SEMARANG, suaramerdeka.com - Sepanjang 2011 PT Jamsostek Kanwil V telah membayar jaminan hari tua (JHT) sebesar Rp 442,639 miliar dari 91.188 kasus, jaminan kecelakaan kerja (JKK) Rp 31,244 miliar dari 11.472 kasus, jaminan kematian (JKM) Rp 28,290 miliar dari 1.657 kasus, jaminan pemeliharaan kesehatan (JPK) Rp 86,498 miliar.
Untuk peserta sektor informal santunan yang telah diberikan berjumlah Rp 3,022 miliar dari 518 kasus, dan sektor perorangan Rp 406,834 juta dari 99 kasus. "Jumlah santunan yang kami bayarkan di 2011 lebih besar dari 2010 yakni Rp 593,696 miliar untuk 105.102 kasus. Sementara 2010 hanya Rp 534,187 miliar untuk 108.687 kasus," kata Kepala Kantor Wilayah V PT Jamsostek Ferry Atorid.
Menurut Ferry, peningkatan jumlah santunan disebabkan tingginya jumlah pembayaran jaminan hari tua (JHT) yang terus bertambah. PHK di beberapa sektor usaha menjadi penyebab utama. "Tren beberapa tahun terakhir, jumlah JHT yang dibayarkan selalu naik.
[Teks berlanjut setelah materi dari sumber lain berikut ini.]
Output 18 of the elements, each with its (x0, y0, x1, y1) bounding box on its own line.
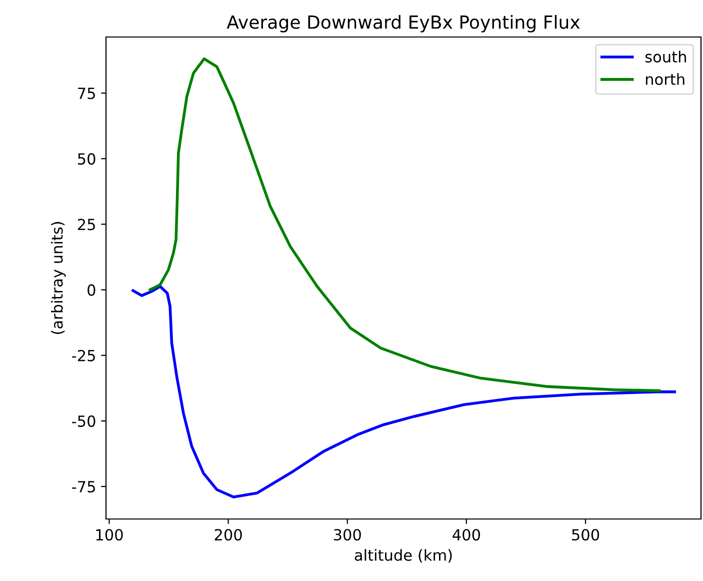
y-tick-label: -75 (72, 481, 95, 493)
x-axis-title: altitude (km) (354, 549, 452, 563)
x-tick-label: 300 (334, 528, 361, 541)
x-tick-label: 500 (572, 528, 600, 541)
legend-label: south (645, 50, 686, 63)
legend-label: north (646, 73, 684, 85)
y-tick-label: -50 (72, 415, 96, 427)
y-axis-title: (arbitray units) (50, 222, 66, 334)
y-tick-label: 50 (78, 153, 96, 165)
x-tick-label: 200 (214, 528, 242, 541)
y-tick-label: -25 (72, 350, 95, 362)
x-tick-label: 100 (96, 528, 123, 541)
line-series (132, 285, 676, 498)
y-tick-label: 25 (78, 218, 95, 230)
y-tick-label: 0 (88, 284, 96, 296)
y-tick-label: 75 (78, 88, 95, 100)
chart-title: Average Downward EyBx Poynting Flux (226, 14, 580, 32)
x-tick-label: 400 (452, 528, 480, 541)
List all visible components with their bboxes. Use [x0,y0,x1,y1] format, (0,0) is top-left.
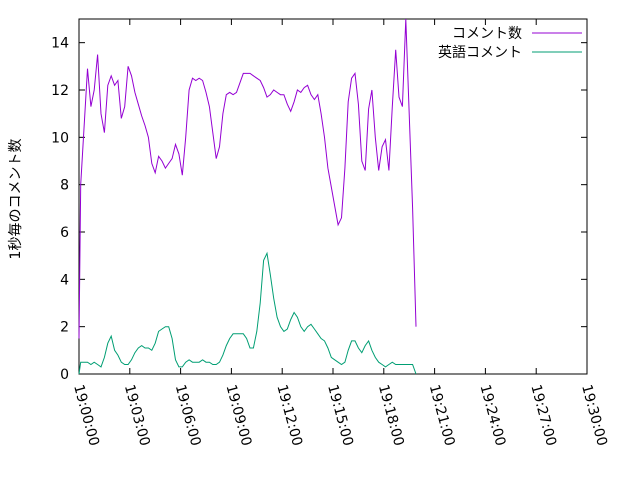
y-tick-label: 6 [60,225,69,241]
y-tick-label: 12 [51,83,69,99]
x-tick-label: 19:21:00 [426,383,458,448]
y-tick-label: 14 [51,36,69,52]
x-axis: 19:00:00 19:03:00 19:06:00 19:09:00 19:12:00… [70,19,610,448]
y-tick-label: 10 [51,130,69,146]
x-tick-label: 19:18:00 [375,383,407,448]
y-axis-label: 1秒毎のコメント数 [8,139,24,260]
y-axis: 0 2 4 6 8 10 12 14 [51,36,587,383]
series-line-1 [78,18,417,339]
x-tick-label: 19:00:00 [70,383,102,448]
y-tick-label: 2 [60,320,69,336]
x-tick-label: 19:27:00 [527,383,559,448]
legend-label-2: 英語コメント [438,44,522,61]
x-tick-label: 19:30:00 [578,383,610,448]
x-tick-label: 19:06:00 [172,383,204,448]
x-tick-label: 19:15:00 [324,383,356,448]
y-tick-label: 8 [60,178,69,194]
x-tick-label: 19:12:00 [273,383,305,448]
series-layer [78,18,417,375]
x-tick-label: 19:03:00 [121,383,153,448]
series-line-2 [78,251,417,375]
y-tick-label: 4 [60,272,69,288]
x-tick-label: 19:09:00 [223,383,255,448]
legend-label-1: コメント数 [452,26,522,42]
x-tick-label: 19:24:00 [477,383,509,448]
y-tick-label: 0 [60,367,69,383]
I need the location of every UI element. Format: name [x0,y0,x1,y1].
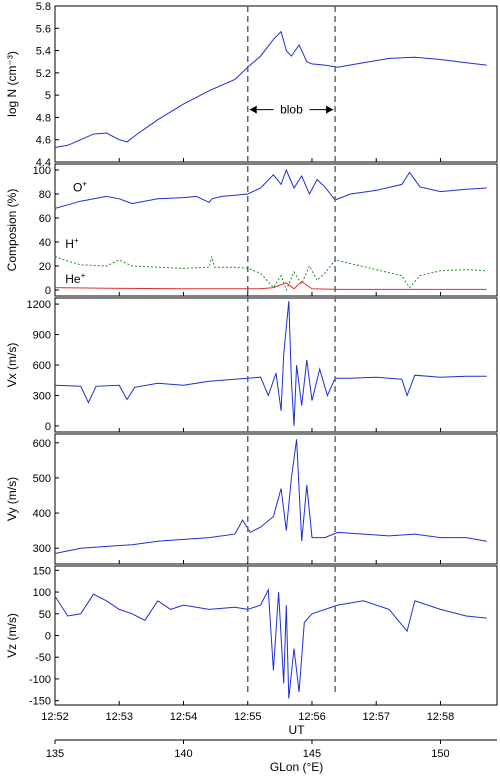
panel-frame [54,5,498,163]
panels-layer: 4.4 4.6 4.8 5 5.2 5.4 5.6 5.8 log N (cm⁻³) blob 0 2… [5,1,498,708]
series-line-vx-0 [54,300,487,426]
panel-vx: 0 300 600 900 1200 Vx (m/s) [5,297,498,433]
blob-label: blob [280,103,303,117]
series-line-composition-2 [54,280,487,290]
y-tick-label: 40 [39,237,51,249]
series-line-vy-0 [54,439,487,554]
y-tick-label: 300 [33,390,51,402]
series-line-composition-0 [54,168,487,209]
y-tick-label: -50 [35,652,51,664]
y-tick-label: 5.6 [36,23,51,35]
y-tick-label: 500 [33,473,51,485]
ut-tick-label: 12:53 [105,711,133,723]
panel-frame [54,433,498,565]
blob-arrowhead-right [326,105,334,114]
series-label-sup: + [81,271,86,280]
y-tick-label: 1200 [27,299,51,311]
ut-tick-label: 12:52 [41,711,69,723]
panel-frame [54,163,498,297]
series-label: H+ [65,236,79,251]
y-axis-label: log N (cm⁻³) [5,51,19,117]
ut-tick-label: 12:57 [362,711,390,723]
y-tick-label: 300 [33,543,51,555]
y-tick-label: -100 [29,674,51,686]
y-tick-label: 4.8 [36,112,51,124]
ut-tick-label: 12:55 [234,711,262,723]
glon-tick-label: 135 [46,748,64,760]
y-tick-label: 4.6 [36,135,51,147]
ut-axis-label: UT [289,723,306,737]
y-tick-label: 600 [33,438,51,450]
y-tick-label: 100 [33,165,51,177]
y-tick-label: 5.4 [36,46,51,58]
series-label-base: H [65,237,74,251]
glon-tick-label: 145 [303,748,321,760]
series-label: He+ [65,271,85,286]
blob-arrowhead-left [249,105,257,114]
y-tick-label: 5 [45,90,51,102]
y-tick-label: -150 [29,696,51,708]
series-label-sup: + [74,236,79,245]
series-line-composition-1 [54,255,487,292]
glon-axis-label: GLon (°E) [270,760,323,774]
y-tick-label: 0 [45,631,51,643]
glon-tick-label: 150 [431,748,449,760]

Selain karena telah mencapai usia pensiun, banyak peserta yang terkena imbas PHK dari perusahaan," terangnya.
Untuk 2012 ini, PT Jamsostek menargetkan pencapaian kepesertaan sektor formal bertambah 2.530 perusahaan dengan 233.210 tenaga kerja. Di sektor informal ditargetkan menambah 38.690 tenaga kerja, program perseorangan 11.790 tenaga kerja, dan program khusus jasa konstruksi sebanyak 12.631 proyek dengan 970.640 tenaga kerja. "Kami akan membidik pekerja sektor informal yang tidak terjangkau seperti pedagang pasar, pedagang kaki lima, sopir angkutan, tukang becak, dan tukang parkir," katanya.